Statement by Senator Robert Dole of Kansas, U.S. Senate Committee on the Judiciary Hearing on the Nomination of Honorable Robert Bork . . . , September 15, 1987
Many members of Congress, including Senator Robert Dole of Kansas, supported Robert Bork’s nomination. Dole predicted the significance of this hearing, claiming it was a turning point in the history of Senate judicial confirmations. The polarized hearings convinced Dole that the Judiciary Committee should explore “the proper scope of the Senate’s role in the selection of Supreme Court justices.”

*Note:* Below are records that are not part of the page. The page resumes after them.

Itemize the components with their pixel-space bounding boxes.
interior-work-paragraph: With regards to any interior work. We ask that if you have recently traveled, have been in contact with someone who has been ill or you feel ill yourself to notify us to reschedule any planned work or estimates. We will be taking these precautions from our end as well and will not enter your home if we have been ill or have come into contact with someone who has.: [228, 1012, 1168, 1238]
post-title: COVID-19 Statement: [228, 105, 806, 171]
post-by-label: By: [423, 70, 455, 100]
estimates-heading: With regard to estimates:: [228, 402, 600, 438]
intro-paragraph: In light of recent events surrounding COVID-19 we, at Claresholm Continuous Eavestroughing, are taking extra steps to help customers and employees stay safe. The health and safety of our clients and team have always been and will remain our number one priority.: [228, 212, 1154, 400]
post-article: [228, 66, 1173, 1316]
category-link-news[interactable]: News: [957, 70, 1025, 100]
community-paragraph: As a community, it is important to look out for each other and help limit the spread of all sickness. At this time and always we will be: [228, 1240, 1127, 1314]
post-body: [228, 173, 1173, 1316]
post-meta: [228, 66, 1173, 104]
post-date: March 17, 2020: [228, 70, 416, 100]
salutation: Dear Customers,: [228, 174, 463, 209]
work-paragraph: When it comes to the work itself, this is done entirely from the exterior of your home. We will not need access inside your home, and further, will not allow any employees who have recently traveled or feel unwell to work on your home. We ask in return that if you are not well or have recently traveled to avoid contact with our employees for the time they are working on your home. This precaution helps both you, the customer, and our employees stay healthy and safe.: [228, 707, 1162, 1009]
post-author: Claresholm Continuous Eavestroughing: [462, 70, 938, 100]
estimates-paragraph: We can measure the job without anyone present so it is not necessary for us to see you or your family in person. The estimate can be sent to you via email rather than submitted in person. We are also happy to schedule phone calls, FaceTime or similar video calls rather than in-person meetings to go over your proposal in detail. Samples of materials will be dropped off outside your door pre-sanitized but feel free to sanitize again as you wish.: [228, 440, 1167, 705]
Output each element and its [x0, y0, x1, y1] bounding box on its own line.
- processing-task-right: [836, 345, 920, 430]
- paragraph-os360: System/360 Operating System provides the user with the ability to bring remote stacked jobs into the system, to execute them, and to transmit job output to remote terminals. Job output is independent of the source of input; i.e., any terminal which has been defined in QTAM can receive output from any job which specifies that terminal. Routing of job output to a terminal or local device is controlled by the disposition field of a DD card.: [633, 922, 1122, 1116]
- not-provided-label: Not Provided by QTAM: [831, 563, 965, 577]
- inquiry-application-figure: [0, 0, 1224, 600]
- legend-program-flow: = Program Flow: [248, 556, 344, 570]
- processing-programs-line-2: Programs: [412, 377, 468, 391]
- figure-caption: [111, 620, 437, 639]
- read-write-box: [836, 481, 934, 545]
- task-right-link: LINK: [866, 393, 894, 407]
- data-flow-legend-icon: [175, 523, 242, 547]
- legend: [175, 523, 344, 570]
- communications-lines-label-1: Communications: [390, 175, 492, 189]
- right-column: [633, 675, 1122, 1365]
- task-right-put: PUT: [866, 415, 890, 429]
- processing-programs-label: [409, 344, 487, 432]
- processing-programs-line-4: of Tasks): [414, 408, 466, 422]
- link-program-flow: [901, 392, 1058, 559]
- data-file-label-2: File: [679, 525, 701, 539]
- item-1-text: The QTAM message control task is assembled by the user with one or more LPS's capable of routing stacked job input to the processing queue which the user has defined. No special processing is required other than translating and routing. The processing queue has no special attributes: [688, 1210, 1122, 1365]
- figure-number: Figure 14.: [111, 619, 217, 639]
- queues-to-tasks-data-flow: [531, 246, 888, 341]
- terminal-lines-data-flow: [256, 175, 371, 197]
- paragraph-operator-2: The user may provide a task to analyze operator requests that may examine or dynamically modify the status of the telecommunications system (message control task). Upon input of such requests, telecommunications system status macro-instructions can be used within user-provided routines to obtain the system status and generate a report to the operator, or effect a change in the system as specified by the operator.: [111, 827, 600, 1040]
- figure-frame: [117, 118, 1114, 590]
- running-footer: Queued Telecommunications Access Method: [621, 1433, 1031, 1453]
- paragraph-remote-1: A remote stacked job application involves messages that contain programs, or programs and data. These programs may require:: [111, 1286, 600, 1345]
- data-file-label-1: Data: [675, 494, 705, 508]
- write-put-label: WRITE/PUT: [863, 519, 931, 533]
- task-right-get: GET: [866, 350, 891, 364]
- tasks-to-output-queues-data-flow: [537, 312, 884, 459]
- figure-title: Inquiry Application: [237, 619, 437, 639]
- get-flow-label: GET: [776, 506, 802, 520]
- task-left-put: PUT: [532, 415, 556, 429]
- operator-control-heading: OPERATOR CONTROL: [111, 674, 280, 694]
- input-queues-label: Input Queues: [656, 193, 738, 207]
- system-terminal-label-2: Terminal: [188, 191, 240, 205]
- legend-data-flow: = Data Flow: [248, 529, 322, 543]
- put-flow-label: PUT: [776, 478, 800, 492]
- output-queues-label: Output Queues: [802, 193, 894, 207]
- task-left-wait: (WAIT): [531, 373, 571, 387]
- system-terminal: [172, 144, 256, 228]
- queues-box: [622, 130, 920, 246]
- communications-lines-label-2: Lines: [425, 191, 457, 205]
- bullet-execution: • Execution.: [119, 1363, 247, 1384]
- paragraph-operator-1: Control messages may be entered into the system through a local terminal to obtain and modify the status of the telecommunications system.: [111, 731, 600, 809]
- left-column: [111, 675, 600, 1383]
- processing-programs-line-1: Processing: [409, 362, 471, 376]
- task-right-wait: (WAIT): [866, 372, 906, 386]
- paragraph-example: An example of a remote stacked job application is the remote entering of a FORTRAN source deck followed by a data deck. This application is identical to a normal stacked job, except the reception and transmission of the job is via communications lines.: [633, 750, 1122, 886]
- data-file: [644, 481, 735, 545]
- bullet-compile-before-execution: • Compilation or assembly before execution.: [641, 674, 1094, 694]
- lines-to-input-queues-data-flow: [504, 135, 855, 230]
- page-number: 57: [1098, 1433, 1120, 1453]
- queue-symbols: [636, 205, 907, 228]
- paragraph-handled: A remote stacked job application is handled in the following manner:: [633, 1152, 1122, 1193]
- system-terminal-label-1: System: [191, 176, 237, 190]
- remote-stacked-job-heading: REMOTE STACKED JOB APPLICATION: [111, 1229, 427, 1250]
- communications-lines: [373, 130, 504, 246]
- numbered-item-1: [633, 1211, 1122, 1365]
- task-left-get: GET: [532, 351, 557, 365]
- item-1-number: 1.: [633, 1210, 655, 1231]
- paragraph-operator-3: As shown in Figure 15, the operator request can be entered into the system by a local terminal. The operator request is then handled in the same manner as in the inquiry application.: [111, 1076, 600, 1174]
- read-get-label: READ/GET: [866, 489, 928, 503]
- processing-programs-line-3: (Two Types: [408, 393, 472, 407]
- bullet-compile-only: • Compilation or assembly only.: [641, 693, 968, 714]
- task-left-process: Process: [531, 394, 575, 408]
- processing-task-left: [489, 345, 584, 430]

Robert Bork Papers, Manuscript Division, Library of Congress
The Senate Rejects a Supreme Court Nominee
President Ronald Reagan nominated Judge Robert Bork, a prominent conservative judge, to fill a Supreme Court vacancy in 1987. Bork gained notoriety in 1973 when President Richard Nixon directed him to fire the special prosecutor in the Watergate scandal. During his 1987 confirmation hearing before the Senate Committee on the Judiciary, Bork refused to discuss his political philosophy, but his published record aroused liberal opposition. Bork’s nomination signaled a growing polarization in the Senate’s confirmation process.
Presidential appointments of Supreme Court justices require the Senate’s advice and consent. In 1987 the Senate rejected the nomination of Judge Robert Bork by the largest margin in Senate history.